En todo caso, sabemos que ‘Terra Alta’ e ‘Independencia’ aspiran a ser mucho más que meras novelas policiacas, pero no tanto porque nos lo haya sugerido su lectura como porque así lo ha revelado Cercas en distintas entrevistas. ‘Independencia’ en particular quiere ser, siempre según el autor, una condena del cinismo ventajista de las élites económicas catalanas, pero también del papanatismo de quienes las secundaron en su temeraria aventura.

A partir de lo declarado por Cercas en varias entrevistas, podría concluirse que hay en ‘Independencia’ un reproche implícito al universo charnego que, como el personaje de la novela Ricky Ramírez, se habría sumado al sueño secesionista como una forma de “arrimarse a los buenos” para ser como ellos.

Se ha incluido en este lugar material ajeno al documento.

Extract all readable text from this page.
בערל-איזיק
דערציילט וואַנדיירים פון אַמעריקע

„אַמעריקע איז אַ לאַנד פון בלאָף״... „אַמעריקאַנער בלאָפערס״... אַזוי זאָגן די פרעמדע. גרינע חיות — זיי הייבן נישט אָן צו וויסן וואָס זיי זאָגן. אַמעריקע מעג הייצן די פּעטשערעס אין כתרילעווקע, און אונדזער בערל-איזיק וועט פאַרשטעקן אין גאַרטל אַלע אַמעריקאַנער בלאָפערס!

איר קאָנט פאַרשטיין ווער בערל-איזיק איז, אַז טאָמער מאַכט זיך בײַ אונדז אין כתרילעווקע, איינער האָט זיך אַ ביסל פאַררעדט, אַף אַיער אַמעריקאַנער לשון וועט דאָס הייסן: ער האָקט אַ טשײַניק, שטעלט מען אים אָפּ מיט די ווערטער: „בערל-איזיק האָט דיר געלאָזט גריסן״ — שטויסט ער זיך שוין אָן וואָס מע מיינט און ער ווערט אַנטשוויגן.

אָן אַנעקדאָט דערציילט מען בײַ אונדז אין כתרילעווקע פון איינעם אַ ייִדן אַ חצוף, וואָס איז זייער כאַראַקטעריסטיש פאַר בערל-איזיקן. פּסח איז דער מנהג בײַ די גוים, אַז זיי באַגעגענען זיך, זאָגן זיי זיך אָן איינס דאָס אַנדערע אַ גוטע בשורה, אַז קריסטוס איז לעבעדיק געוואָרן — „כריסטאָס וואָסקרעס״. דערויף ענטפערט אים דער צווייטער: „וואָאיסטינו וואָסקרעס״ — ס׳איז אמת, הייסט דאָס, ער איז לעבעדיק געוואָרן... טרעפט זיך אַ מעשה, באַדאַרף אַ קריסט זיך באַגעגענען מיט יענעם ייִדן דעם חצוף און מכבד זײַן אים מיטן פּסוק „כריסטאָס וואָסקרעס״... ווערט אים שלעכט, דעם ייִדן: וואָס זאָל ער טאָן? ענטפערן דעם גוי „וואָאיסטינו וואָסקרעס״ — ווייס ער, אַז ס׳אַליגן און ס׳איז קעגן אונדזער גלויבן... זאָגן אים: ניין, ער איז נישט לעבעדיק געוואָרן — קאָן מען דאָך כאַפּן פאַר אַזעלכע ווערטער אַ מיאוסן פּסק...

Ramírez comprende demasiado tarde que cuando su padre le decía de niño que debía “arrimarse a los buenos” quería decir algo muy distinto de tomar el camino que él equivocadamente tomó. A quienes siguieron ciegamente el señuelo independentista empezaría a sucederles algo parecido.

Sea como fuere, cuando algún día se cree el club de quienes ‘Queremos tanto a Cercas’, a imagen de quienes formaban el de ‘Queremos tanto a Glenda’ que inventó Julio Cortázar, sus miembros haremos con los libros de Javier Cercas lo que nuestros predecesores literarios hicieron con las películas de Glenda Jackson: rebuscar con cuidado en toda la producción del autor catalán –el periodismo patriótico lo ha rebajado a ‘escritor extremeño’– para destruir los ejemplares de aquellas obras que no estuvieron a la altura de su genio. ‘Terra Alta’ e ‘Independencia’ entrarían en el inventario.